Première fois, c’est d’ailleurs le nom d’un dispositif qui va permettre à 5 000 jeunes de découvrir le festival.

Le Festival d'Avignon est une porte d'entrée pour découvrir les arts vivants. Habituellement, 15 % de notre public vient pour la première fois, c'est un festival déjà très ouvert. Par rapport à la jeunesse, c'est important d’effectuer un travail encore plus profond. Nous travaillons avec des milliers de jeunes pendant toute l'année, mais au moment du festival, c'était important pour nous d'inventer encore un projet. Il est fait pour les jeunes de 13 à 19 ans qui pensent que le festival n’est pas fait pour eux. Ils ont le droit de se sentir à l'aise dans ce festival, au même titre que les habitués qui viennent toutes les années et qu'on respecte, qu'on admire. Ces habitués sont d'ailleurs les premiers à penser qu’il faut faire venir plus de jeunes. On s'est organisé avec plusieurs partenaires dont la Région, avec plusieurs associations et fondations, d'autres théâtres et d’autres festivals pour faire venir des groupes de jeunes de toute la France. On a créé une nouvelle équipe avec des médiatrices et des médiateurs, plutôt jeunes eux aussi, qui vont les amener voir des spectacles, rencontrer les artistes, faire des activités de médiation. Ce qui est très important, c’est d’avoir un espace public de parole sur le festival. L’idée c’est de répondre à toutes les questions qu’ils peuvent se poser, même si c’est « est-ce que je peux entrer en baskets dans la cour d’honneur ? » Oui, même le directeur est en baskets ! Ça poursuit la fameuse partition, que Jean Vilar a commencé à écrire quand il souhaitait que des gens très différents aient une expérience partagée en regardant un même spectacle.

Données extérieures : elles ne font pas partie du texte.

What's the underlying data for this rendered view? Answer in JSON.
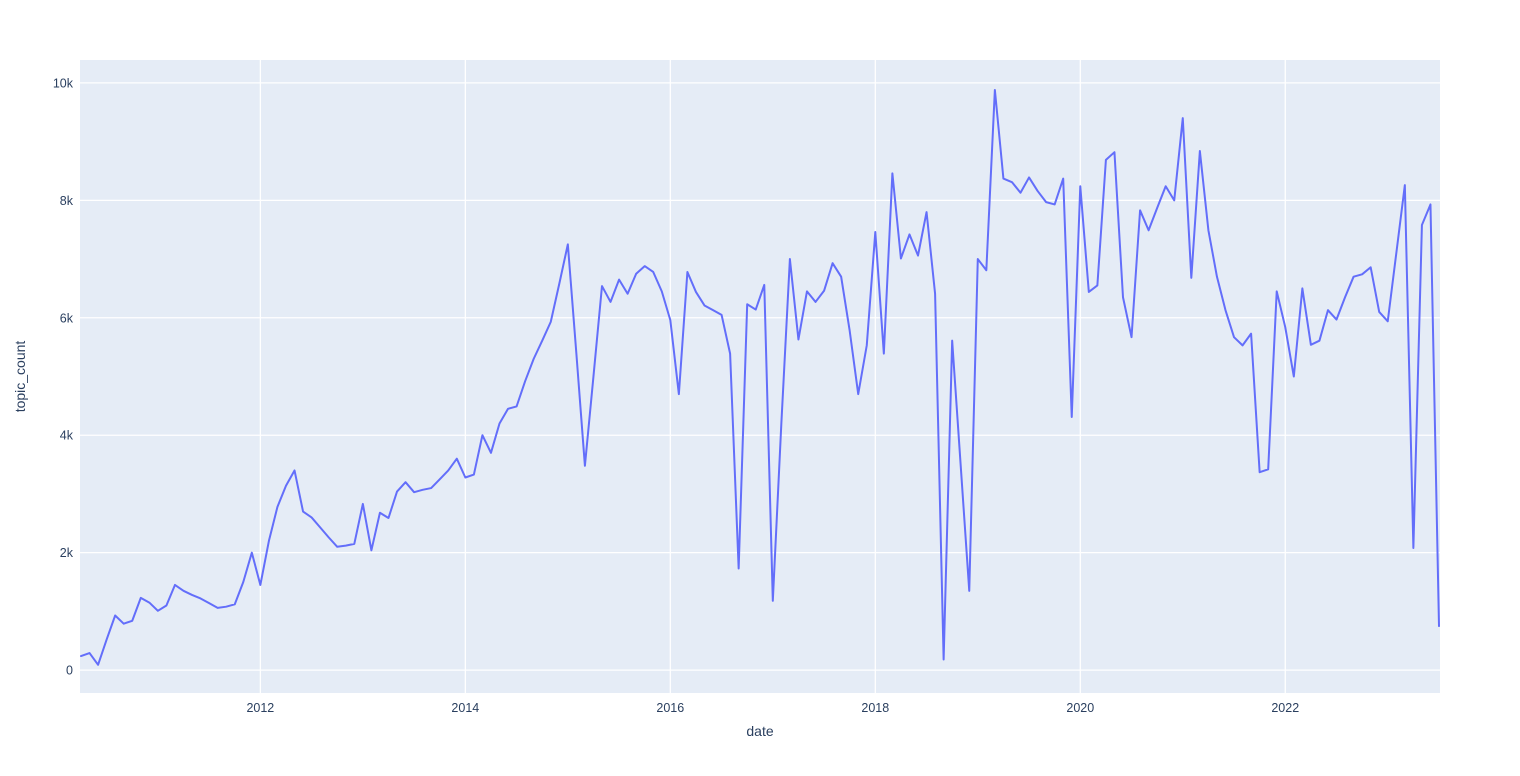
{
  "figure": {
    "title": "",
    "background_color": "#ffffff",
    "plot_background_color": "#e5ecf6",
    "gridline_color": "#ffffff",
    "line_color": "#636efa",
    "text_color": "#2a3f5f"
  },
  "chart_data": {
    "type": "line",
    "title": "",
    "xlabel": "date",
    "ylabel": "topic_count",
    "series_name": "topic_count",
    "legend": "none",
    "grid": true,
    "x_start_year": 2010,
    "x_start_month": 4,
    "x_freq": "monthly",
    "x_tick_labels": [
      "2012",
      "2014",
      "2016",
      "2018",
      "2020",
      "2022"
    ],
    "y_tick_labels": [
      "0",
      "2k",
      "4k",
      "6k",
      "8k",
      "10k"
    ],
    "y_tick_values": [
      0,
      2000,
      4000,
      6000,
      8000,
      10000
    ],
    "ylim": [
      -390,
      10390
    ],
    "values": [
      240,
      290,
      90,
      520,
      930,
      790,
      840,
      1230,
      1150,
      1010,
      1100,
      1450,
      1350,
      1280,
      1220,
      1140,
      1060,
      1080,
      1120,
      1500,
      2000,
      1450,
      2200,
      2780,
      3140,
      3400,
      2700,
      2600,
      2430,
      2260,
      2100,
      2120,
      2150,
      2830,
      2040,
      2680,
      2590,
      3040,
      3200,
      3030,
      3070,
      3100,
      3250,
      3400,
      3600,
      3280,
      3330,
      4000,
      3700,
      4200,
      4450,
      4490,
      4920,
      5300,
      5610,
      5930,
      6580,
      7250,
      5390,
      3480,
      5000,
      6540,
      6270,
      6650,
      6410,
      6750,
      6880,
      6780,
      6450,
      5960,
      4700,
      6780,
      6440,
      6210,
      6130,
      6050,
      5390,
      1730,
      6230,
      6140,
      6560,
      1180,
      4200,
      7000,
      5630,
      6450,
      6270,
      6460,
      6930,
      6700,
      5780,
      4700,
      5530,
      7460,
      5390,
      8460,
      7010,
      7420,
      7060,
      7800,
      6410,
      180,
      5610,
      3480,
      1350,
      7000,
      6810,
      9880,
      8370,
      8310,
      8130,
      8390,
      8160,
      7970,
      7930,
      8370,
      4310,
      8240,
      6440,
      6550,
      8690,
      8820,
      6350,
      5670,
      7830,
      7490,
      7870,
      8240,
      8000,
      9400,
      6680,
      8840,
      7490,
      6700,
      6130,
      5670,
      5530,
      5730,
      3370,
      3420,
      6450,
      5840,
      5000,
      6500,
      5540,
      5610,
      6130,
      5970,
      6350,
      6700,
      6740,
      6860,
      6100,
      5940,
      7100,
      8260,
      2080,
      7580,
      7930,
      750
    ]
  }
}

Avignon, c’est aussi un bouillonnement professionnel qui se matérialise au travers des rencontres. Pourriez-vous nous en dire deux mots ?

Le Festival d'Avignon, historiquement, est un lieu de rencontre du secteur culturel et des arts vivants, pas seulement français, mais européen et international. C'est peut-être le festival qui concentre le plus de professionnels de ce secteur au monde. Il y a plein de découvertes professionnelles, de débats qui se font. C'est vraiment un forum modélisant qui change chaque année les grands paris, les grands chantiers du secteur culturel en France et ailleurs. Ils pourront se rencontrer, notamment à la Maison des professionnels que nous organisons avec l’ISTS ou au Café des idées auquel la Région Sud participe. Le festival, sans devenir un marché dans le pire sens du mot, est un levier d'internationalisation de la création française, qui donne à voir son immense richesse.